I have a secret. I never feel like I know what I’m doing. Ever. Prior to hearing the term “impostor syndrome,” I assumed that I was a defective individual; someone who just didn’t know anything. I always felt like everyone but me had it figured out. What was “it” exactly? I’m not sure. But they had it, and I didn’t. Despite the fact that I graduated from high school and college with honors, landed good internships during law school, and have worked at world class companies, I always feel like any minute someone will expose me for the fake I am.
Impostor syndrome is a concept describing high-achieving individuals who have an inability to internalize their accomplishments and have a persistent fear of being exposed as a “fraud”. If this sounds familiar, it’s because it’s incredibly common, and even the most successful among us have admitted to feeling like phonies (hello, Maya Angelou). While anyone can have impostor syndrome, women in particular are more likely to feel its effects. Studies have shown that women tend to attribute their success to luck or some other outward cause, while men attribute their success to their own inherent ability. As a result, women are more hesitant to take credit for their hard work and are more risk averse, leading many to believe they just aren’t “leadership material.”
If I’ve learned anything over the years, it’s that at one point in time, everyone feels like they’re out of their league. But the trick is to keep on going because more often than not, you know far more than you think you do. Here are a few other things you can do to help alleviate the anxiety of impostor syndrome:
Focus on what you do well. Every last one of us has strengths and weaknesses that we bring to the table. While we tend to focus on our failures, the reality is that if we stopped to think about what we’re doing right, the list is probably pretty long. Remembering where you excel, and having a realistic assessment of where you can improve, can help keep some of your insecurities at bay.

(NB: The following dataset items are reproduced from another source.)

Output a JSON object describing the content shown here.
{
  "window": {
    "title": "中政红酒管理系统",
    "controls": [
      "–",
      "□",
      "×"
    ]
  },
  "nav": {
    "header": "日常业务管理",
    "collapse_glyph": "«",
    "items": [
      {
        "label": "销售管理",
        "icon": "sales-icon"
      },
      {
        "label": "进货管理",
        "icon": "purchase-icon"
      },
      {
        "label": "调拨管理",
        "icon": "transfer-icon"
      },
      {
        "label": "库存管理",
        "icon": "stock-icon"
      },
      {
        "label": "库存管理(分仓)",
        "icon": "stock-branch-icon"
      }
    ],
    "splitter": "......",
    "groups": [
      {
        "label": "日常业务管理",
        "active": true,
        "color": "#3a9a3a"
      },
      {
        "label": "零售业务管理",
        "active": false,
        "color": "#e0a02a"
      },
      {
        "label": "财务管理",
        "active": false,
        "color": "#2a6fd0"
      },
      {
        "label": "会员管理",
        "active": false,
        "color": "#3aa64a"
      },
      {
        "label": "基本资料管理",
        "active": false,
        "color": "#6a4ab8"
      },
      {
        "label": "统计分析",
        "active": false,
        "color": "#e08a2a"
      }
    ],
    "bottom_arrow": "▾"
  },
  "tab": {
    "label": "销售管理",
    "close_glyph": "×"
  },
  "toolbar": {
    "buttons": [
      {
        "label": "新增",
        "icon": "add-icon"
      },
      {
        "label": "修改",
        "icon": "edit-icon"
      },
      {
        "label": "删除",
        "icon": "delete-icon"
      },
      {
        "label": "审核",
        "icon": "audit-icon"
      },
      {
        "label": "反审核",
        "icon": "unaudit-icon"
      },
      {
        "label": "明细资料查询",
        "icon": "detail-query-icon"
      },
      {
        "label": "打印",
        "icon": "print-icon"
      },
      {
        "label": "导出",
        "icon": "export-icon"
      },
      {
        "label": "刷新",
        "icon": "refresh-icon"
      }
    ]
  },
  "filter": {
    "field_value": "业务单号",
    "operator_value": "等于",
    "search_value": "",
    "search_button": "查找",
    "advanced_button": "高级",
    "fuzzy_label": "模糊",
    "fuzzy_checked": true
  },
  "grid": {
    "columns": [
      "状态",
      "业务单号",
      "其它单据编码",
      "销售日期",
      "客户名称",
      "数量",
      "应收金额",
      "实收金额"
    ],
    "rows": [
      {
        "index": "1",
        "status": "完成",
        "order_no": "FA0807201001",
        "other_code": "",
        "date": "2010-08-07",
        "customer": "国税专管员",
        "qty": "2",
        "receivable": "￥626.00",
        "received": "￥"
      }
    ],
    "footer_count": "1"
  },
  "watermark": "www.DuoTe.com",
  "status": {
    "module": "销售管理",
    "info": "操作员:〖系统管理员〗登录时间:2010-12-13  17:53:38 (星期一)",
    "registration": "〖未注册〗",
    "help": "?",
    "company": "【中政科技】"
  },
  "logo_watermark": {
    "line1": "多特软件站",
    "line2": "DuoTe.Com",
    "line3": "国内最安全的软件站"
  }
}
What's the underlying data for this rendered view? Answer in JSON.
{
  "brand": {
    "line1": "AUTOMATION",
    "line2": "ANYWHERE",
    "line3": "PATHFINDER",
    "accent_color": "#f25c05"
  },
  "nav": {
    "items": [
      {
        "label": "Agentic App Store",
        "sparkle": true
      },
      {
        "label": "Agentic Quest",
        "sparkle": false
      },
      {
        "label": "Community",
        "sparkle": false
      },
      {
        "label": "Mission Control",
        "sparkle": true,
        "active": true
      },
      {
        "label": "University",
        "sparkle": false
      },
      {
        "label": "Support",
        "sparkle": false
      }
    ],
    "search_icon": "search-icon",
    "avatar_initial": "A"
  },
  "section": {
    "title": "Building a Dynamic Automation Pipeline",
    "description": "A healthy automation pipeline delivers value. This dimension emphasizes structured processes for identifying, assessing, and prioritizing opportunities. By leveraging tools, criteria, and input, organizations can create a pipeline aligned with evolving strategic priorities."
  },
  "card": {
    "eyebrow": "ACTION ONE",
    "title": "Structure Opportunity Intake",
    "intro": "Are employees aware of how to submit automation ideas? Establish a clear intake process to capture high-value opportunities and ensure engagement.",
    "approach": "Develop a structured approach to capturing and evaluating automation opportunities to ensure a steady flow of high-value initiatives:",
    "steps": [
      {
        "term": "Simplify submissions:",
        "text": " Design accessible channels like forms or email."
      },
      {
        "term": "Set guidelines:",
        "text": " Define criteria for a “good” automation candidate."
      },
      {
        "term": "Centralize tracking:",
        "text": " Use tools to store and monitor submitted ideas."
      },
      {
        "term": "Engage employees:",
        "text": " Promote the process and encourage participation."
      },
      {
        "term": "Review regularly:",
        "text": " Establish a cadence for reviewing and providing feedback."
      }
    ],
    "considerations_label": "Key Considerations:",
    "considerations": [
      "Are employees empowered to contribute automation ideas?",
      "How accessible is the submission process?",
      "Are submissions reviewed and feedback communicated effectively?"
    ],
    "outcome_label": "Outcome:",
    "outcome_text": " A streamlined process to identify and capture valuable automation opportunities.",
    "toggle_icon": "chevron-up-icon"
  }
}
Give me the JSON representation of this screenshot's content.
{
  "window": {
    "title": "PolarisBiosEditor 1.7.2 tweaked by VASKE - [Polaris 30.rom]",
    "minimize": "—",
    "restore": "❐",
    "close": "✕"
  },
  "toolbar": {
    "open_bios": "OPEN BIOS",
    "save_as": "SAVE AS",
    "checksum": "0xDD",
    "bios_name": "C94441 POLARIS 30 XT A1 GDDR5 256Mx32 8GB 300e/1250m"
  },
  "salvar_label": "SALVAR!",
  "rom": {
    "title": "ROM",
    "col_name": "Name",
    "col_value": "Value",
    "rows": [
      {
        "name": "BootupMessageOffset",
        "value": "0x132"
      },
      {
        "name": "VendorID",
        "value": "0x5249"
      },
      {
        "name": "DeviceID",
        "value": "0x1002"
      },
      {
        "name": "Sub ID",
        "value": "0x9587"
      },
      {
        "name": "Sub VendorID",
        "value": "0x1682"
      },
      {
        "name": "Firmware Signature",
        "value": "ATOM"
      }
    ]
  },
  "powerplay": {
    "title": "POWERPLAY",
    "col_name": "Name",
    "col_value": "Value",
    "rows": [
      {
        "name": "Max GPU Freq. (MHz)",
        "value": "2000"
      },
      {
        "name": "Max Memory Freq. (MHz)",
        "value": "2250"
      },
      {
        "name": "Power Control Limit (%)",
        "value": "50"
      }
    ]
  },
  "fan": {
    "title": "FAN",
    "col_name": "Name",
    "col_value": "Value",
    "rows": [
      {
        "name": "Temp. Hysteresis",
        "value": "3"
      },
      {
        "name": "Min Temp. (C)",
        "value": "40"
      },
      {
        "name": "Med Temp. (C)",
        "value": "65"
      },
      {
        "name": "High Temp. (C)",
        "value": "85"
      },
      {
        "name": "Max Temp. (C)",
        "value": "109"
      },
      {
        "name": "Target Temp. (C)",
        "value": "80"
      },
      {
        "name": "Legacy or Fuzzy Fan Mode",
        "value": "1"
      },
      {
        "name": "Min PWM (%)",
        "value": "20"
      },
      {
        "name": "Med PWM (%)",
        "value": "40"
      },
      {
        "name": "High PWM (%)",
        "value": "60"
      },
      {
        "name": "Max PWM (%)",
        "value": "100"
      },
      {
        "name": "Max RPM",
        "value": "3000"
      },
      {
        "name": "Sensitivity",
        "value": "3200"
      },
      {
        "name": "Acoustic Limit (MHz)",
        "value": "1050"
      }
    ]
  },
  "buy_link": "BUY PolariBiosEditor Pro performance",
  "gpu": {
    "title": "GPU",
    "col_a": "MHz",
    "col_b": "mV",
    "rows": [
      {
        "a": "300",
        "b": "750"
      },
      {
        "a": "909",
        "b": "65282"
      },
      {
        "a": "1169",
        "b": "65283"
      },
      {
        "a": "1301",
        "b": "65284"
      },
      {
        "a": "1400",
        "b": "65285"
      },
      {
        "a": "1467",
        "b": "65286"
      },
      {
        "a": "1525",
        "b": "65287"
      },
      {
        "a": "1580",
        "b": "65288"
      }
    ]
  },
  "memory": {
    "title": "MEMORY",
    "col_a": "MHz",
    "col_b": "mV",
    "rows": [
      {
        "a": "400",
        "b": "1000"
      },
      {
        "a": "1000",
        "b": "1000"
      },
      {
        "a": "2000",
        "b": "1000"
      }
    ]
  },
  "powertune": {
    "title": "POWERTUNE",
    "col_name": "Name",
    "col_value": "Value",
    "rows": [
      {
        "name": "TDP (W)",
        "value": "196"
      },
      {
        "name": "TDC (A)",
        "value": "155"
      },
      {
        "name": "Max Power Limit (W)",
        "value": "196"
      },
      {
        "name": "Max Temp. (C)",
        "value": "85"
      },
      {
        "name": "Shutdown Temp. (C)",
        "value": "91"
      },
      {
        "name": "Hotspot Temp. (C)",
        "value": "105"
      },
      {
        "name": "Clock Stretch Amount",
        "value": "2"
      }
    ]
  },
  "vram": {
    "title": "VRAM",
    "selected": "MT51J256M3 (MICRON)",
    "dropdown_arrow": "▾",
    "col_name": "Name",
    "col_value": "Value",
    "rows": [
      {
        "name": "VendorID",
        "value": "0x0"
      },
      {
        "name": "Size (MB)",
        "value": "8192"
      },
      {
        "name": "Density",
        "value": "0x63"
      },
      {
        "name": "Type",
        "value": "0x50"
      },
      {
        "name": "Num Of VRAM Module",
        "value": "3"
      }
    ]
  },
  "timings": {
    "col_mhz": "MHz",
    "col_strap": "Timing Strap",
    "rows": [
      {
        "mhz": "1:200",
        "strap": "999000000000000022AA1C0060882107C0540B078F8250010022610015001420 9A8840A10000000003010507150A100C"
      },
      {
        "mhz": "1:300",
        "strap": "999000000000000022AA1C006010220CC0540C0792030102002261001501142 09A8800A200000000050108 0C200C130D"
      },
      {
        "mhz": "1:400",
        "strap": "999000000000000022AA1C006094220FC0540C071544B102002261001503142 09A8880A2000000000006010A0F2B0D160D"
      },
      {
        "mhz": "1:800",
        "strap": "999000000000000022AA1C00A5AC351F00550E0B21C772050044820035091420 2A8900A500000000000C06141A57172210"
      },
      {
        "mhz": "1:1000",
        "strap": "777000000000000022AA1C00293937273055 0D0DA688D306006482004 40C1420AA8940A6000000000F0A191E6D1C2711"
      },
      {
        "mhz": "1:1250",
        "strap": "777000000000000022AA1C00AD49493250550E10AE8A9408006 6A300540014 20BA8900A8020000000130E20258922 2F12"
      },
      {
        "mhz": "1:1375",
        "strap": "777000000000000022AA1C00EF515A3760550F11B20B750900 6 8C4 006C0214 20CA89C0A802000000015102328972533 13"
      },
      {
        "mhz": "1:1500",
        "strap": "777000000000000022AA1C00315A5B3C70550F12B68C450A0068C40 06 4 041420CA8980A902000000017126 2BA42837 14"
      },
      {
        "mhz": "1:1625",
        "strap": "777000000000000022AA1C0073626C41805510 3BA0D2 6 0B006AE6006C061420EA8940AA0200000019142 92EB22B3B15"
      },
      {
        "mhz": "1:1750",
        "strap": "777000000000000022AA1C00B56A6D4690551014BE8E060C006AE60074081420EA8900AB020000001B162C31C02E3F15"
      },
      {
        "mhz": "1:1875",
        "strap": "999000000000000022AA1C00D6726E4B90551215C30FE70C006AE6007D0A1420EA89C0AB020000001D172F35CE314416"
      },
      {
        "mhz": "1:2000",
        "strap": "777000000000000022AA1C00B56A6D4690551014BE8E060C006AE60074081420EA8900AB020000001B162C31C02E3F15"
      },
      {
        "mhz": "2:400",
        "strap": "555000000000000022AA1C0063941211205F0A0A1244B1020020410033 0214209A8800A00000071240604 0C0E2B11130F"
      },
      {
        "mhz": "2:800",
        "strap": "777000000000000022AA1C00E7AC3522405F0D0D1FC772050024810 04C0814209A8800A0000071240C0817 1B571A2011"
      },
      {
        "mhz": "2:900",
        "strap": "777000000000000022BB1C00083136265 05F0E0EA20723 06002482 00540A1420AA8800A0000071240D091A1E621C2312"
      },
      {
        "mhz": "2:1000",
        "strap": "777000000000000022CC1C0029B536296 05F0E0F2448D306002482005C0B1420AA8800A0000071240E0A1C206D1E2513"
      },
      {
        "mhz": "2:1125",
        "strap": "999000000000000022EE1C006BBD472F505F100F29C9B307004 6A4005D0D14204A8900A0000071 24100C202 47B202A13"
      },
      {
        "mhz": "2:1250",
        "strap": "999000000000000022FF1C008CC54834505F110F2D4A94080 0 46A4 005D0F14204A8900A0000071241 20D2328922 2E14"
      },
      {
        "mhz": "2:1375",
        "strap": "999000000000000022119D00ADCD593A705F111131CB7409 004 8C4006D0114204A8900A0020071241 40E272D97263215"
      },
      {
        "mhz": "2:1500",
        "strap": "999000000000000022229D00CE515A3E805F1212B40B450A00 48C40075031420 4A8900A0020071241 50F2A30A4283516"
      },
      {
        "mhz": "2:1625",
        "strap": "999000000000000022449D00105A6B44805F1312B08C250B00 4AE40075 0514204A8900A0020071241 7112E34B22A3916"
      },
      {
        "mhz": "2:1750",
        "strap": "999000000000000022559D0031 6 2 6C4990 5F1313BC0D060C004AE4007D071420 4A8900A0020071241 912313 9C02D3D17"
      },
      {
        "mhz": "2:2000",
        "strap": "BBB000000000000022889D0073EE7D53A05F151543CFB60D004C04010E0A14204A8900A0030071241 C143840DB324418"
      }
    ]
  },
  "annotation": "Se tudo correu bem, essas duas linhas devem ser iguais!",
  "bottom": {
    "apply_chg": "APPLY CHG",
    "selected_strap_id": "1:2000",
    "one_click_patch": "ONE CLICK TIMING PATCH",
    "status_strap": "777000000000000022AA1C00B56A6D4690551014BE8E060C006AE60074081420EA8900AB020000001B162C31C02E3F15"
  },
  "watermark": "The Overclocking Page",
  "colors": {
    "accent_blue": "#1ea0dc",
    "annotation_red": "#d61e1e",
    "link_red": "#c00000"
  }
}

Remember you are not alone. There is safety in numbers, and if you live with impostor syndrome, know that you are in good company. Nobody in the world is perfect. Everyone – and I do mean everyone – makes mistakes, has knowledge gaps, and struggles with self-doubt. Be kind to yourself by not focusing on perfection, but instead on celebrating your successes.
Talk to someone you trust. Never underestimate the power of talking it out. Reach out to a trusted colleague, mentor, sponsor, or friend to talk about your feelings. More often than not, you will be met with an empathetic ear. Having the opportunity to vent and to externalize your feelings will help alleviate your fears.
Do you suffer from impostor syndrome? If so, how do you cope with your feelings?